We have already noted the quasi-religious quality of the Dunkirk evacuation, but this pales beside the secular sanctity of the Third Reich, where Hitler and the Fatherland stood for God and Heaven. The young woman was invoking Hitler just as a Christian invokes Jesus or a Muslim invokes Allah. And two years later, shortly before Kristallnacht, Melita Maschmann was having another of her euphoric, quasi-religious experiences, this time at a meeting of leaders of the League of German Girls. The sense of being young, of belong
ing, of loving each other, of sharing a common task – making Germany great again – filled her with overwhelming joy.

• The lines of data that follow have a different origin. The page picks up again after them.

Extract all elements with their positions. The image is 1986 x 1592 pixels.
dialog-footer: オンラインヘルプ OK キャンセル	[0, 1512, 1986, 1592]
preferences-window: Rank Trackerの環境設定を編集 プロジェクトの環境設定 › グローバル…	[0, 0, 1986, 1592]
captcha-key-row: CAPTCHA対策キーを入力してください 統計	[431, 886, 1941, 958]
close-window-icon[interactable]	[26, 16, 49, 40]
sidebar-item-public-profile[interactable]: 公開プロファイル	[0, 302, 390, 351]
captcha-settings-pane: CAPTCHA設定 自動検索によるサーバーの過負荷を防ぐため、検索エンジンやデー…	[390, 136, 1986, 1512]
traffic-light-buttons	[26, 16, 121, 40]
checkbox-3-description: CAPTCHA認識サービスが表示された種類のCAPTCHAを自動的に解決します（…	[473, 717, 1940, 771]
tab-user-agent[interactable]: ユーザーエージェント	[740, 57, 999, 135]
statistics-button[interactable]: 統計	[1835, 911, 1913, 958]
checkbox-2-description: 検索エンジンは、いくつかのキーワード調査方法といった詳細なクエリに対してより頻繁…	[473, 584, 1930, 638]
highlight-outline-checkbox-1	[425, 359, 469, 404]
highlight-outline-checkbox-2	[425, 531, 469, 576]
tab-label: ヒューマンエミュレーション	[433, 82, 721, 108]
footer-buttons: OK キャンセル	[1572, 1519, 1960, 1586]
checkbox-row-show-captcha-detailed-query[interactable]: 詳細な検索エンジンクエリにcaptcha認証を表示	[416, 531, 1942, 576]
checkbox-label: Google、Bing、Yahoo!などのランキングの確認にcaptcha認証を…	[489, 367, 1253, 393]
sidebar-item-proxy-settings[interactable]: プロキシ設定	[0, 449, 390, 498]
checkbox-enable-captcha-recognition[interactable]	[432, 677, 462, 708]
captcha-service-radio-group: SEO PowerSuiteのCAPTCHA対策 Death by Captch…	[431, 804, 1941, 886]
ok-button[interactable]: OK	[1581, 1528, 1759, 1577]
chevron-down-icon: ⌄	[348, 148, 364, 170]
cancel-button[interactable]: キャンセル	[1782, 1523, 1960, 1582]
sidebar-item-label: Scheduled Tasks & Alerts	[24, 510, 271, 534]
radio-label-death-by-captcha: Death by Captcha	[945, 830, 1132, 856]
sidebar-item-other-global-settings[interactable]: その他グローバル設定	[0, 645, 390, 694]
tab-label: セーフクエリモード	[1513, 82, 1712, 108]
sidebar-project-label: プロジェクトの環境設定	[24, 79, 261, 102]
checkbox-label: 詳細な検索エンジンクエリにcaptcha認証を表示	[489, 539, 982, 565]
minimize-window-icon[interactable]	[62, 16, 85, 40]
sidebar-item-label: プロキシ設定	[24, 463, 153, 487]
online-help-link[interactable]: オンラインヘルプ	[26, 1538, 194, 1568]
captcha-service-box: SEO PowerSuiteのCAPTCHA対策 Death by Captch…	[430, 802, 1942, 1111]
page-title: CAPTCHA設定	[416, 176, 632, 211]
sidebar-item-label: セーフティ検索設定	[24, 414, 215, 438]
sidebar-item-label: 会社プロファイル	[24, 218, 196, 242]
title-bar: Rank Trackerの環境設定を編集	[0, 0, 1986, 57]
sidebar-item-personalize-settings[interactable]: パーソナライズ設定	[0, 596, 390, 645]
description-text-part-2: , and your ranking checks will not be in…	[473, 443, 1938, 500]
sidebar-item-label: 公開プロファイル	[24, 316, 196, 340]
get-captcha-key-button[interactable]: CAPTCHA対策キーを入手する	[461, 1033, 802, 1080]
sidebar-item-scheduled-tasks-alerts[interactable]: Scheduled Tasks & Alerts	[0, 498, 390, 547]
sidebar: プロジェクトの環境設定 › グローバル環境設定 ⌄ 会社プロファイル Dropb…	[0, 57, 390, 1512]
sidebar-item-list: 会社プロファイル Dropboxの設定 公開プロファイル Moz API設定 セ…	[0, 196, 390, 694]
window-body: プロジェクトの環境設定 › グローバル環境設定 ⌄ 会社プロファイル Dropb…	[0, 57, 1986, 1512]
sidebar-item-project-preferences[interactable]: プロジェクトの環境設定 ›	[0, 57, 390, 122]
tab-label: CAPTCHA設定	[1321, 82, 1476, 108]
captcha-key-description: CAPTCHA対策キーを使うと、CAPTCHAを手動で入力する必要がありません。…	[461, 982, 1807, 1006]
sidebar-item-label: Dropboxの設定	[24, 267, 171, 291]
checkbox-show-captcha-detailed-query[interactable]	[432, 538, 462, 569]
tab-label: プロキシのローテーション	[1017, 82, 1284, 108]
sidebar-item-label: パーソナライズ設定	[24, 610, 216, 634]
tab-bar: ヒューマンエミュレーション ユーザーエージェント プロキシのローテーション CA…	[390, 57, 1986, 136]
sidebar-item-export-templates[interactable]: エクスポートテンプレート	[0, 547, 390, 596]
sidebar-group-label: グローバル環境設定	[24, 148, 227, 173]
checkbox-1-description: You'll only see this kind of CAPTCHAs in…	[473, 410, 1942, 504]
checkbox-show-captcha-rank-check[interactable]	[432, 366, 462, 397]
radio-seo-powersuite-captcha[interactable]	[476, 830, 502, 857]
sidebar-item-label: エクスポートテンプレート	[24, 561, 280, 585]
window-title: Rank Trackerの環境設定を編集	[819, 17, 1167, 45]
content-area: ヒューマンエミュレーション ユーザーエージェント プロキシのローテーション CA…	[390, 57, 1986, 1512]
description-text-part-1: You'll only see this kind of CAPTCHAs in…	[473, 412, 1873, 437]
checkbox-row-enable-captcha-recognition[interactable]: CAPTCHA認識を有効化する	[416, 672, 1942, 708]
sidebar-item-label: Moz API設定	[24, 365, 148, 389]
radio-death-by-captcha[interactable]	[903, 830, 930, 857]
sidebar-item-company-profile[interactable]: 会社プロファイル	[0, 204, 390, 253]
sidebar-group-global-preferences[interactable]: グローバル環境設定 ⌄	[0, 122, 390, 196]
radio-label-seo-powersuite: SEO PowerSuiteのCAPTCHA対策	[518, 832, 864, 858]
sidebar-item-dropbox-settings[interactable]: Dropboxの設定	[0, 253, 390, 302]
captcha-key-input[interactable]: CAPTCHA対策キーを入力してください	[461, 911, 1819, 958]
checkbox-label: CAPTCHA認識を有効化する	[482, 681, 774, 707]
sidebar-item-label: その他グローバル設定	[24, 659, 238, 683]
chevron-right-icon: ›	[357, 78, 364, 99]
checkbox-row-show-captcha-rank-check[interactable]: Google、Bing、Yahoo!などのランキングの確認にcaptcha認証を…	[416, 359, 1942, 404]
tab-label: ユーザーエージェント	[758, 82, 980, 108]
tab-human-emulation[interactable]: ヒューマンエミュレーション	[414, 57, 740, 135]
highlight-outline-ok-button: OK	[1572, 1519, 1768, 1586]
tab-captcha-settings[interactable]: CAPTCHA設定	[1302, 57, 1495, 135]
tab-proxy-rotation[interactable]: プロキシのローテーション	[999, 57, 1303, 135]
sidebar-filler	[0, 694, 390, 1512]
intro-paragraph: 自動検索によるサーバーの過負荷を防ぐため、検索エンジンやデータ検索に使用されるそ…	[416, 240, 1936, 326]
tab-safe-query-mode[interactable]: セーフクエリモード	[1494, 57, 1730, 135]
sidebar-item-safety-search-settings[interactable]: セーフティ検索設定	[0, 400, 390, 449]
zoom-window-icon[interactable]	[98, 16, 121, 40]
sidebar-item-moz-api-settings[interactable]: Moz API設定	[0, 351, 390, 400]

But Melita’s greatest joy and intoxication were to come once the war had begun on 1 September 1939 with the invasion of Poland. Depicted in Germany as a legitimate action to liberate Germans living in occupied territories, the invasion saw Melita being sent in an official capacity to a town on the Polish border. Arriving by train, she was seized by a feeling of invulnerability. All sense of fear dropped away as she felt an identification with something greater than herself. Fulfilling Robert Ley’s ideal, she was no longer an individual. She had become Germany.
But it was not just fear that Melita lost when the war began. She was sent, in 1940, to Wartheland, an annexed area containing a large number of Jews and Poles and only a small minority of Germans. Together with a Hitler Youth leader, she was driving across the Warta river when they became stuck. Stranded, with the waters rising, their car was eventually towed to safety by a team of gaunt, bearded men who lived locally. These, it turned out, were Jews forced to live together in ghetto fashion. Once ashore, the Jews worked busily to clean the car of mud and slime. And just as Melita was about to climb in again, one of the men stopped her; he had found one more tiny piece of dirt that he wanted to remove.
When the man had finished, Melita and the Hitler Youth leader drove away without saying a word to the Jews who had gone out of their way to help them. She had not even looked them in the face. She despised them for being Jews and for wanting to help those who despised them. But she was also ashamed of her attitude. She knew she should have thanked these people.
But how could she acknowledge their humanity? They were not individuals. And nor was she. She had become Germany.